You’re Attending the Wrong Law School If…

  • Materials needed for Torts 101 include a baking sheet and apron.
  • Master’s Class in Legal Retorts taught by Johnny Cochran
  • Morely Safer and his camera crew are on campus more often than you are.
  • If you last the entire eight weeks, Sally Struthers personally signs your diploma.
  • Admission test, found on back of a matchbook, requires you to draw Marcia Clark’s briefs.
  • Faculty recruited from the exercise yard.
  • The Dean once failed to get James Earl Jones acquitted on a charge that he “talks like a sissy.”
  • Professors always accept 5th Amendment as an excuse for not turning in homework.
  • Every question answered with, “You can’t handle the truth!”
  • Two words: Dean Wapner.
  • Three hours a day of chasing a little metal ambulance around a dog track.
  • In mock trials, the judge always sentences you to a spanking.
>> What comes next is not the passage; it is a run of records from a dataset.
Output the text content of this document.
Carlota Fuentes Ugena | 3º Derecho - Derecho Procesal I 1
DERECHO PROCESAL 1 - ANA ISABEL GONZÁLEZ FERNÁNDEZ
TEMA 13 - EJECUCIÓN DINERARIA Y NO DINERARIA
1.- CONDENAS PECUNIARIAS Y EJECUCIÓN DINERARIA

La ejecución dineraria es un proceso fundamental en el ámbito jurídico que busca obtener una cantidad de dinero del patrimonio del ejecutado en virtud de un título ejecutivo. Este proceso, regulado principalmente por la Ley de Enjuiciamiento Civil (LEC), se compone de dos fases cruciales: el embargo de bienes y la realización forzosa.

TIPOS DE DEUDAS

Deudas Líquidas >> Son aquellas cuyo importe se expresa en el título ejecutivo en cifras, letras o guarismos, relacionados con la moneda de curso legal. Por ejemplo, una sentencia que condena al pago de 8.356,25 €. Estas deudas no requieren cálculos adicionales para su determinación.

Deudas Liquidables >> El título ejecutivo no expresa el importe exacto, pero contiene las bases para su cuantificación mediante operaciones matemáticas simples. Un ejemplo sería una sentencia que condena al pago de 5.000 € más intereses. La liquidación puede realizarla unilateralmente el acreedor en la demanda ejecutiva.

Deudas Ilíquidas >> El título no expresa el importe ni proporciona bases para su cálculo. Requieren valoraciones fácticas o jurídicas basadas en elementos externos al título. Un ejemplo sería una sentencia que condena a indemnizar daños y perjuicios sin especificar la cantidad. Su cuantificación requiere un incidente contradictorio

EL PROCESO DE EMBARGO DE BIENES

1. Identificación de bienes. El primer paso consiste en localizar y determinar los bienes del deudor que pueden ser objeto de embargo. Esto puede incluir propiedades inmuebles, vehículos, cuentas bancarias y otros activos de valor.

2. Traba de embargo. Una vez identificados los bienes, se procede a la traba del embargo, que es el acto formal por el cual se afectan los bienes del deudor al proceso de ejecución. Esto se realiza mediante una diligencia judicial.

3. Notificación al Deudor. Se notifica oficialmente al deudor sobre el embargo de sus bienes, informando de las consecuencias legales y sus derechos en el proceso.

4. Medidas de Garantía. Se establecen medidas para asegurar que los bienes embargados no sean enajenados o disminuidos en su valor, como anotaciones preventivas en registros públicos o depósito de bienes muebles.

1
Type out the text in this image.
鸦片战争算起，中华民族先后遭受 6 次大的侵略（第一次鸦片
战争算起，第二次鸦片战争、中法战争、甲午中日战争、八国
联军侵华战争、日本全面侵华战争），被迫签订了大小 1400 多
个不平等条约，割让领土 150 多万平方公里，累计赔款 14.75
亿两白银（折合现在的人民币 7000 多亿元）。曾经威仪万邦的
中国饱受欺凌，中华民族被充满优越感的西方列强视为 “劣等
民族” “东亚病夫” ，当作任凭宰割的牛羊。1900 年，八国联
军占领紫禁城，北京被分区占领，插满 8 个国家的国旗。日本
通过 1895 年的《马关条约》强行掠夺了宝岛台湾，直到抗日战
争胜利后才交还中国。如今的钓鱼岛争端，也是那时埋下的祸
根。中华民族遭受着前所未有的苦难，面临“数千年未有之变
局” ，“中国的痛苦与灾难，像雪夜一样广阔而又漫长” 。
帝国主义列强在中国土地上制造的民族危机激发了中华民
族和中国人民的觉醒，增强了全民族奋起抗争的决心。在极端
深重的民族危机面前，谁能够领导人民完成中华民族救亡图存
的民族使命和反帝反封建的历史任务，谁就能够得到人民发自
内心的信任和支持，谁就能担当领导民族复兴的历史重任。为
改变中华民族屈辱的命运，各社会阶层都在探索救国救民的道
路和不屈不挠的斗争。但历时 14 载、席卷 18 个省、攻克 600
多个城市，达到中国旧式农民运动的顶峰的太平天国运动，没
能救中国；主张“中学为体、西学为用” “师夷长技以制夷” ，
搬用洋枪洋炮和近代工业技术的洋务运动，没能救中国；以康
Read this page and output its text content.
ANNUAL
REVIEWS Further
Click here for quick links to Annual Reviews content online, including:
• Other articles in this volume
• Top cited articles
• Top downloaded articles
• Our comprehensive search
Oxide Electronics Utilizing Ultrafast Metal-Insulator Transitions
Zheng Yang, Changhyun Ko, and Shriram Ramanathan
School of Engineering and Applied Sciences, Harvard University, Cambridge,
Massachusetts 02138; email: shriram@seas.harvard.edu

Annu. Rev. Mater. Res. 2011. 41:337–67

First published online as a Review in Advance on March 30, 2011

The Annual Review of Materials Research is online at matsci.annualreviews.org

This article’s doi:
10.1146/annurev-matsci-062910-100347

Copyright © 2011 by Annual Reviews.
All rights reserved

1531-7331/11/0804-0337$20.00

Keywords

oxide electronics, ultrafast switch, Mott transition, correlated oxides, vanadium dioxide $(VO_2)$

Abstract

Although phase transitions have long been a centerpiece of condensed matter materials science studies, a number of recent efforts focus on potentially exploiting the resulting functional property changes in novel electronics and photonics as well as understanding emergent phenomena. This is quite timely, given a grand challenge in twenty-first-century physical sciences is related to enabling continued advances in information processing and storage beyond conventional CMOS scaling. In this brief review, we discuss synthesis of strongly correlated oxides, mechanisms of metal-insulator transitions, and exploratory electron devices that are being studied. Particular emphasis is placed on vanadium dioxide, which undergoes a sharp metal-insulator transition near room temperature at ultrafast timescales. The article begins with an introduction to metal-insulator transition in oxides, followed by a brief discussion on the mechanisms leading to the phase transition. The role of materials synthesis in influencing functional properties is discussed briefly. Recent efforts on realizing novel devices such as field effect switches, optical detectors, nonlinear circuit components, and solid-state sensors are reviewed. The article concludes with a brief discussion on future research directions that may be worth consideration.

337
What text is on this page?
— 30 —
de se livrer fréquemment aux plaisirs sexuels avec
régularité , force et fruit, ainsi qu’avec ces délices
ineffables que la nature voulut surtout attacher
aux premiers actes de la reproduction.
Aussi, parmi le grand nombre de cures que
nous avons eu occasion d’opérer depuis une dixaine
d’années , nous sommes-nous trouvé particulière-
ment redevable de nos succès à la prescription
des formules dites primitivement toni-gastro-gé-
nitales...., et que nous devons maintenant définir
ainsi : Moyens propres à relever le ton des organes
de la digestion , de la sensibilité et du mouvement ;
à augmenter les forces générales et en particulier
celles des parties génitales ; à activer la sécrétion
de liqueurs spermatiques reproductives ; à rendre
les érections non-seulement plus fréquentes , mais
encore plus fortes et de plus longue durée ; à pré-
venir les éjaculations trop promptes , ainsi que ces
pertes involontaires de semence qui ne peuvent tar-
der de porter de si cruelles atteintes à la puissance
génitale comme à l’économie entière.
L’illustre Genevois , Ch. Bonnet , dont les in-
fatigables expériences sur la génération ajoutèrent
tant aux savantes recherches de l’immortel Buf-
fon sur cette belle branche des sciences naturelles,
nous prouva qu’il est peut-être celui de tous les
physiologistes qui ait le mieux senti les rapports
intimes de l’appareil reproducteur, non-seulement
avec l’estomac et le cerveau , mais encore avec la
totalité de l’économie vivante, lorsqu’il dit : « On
  • Today’s lecture: “Fight for Your Right to Party,” by visiting professor Adam “The King Ad Rock” Horovitz.
  • Your roommate is on a “John Gotti Scholarship.”
  • Can’t see the blackboard over Axl Rose’s hair.
  • The white wigs and black robes may be a tradition, but there’s no explaining the lipstick, garter belts, and high heels.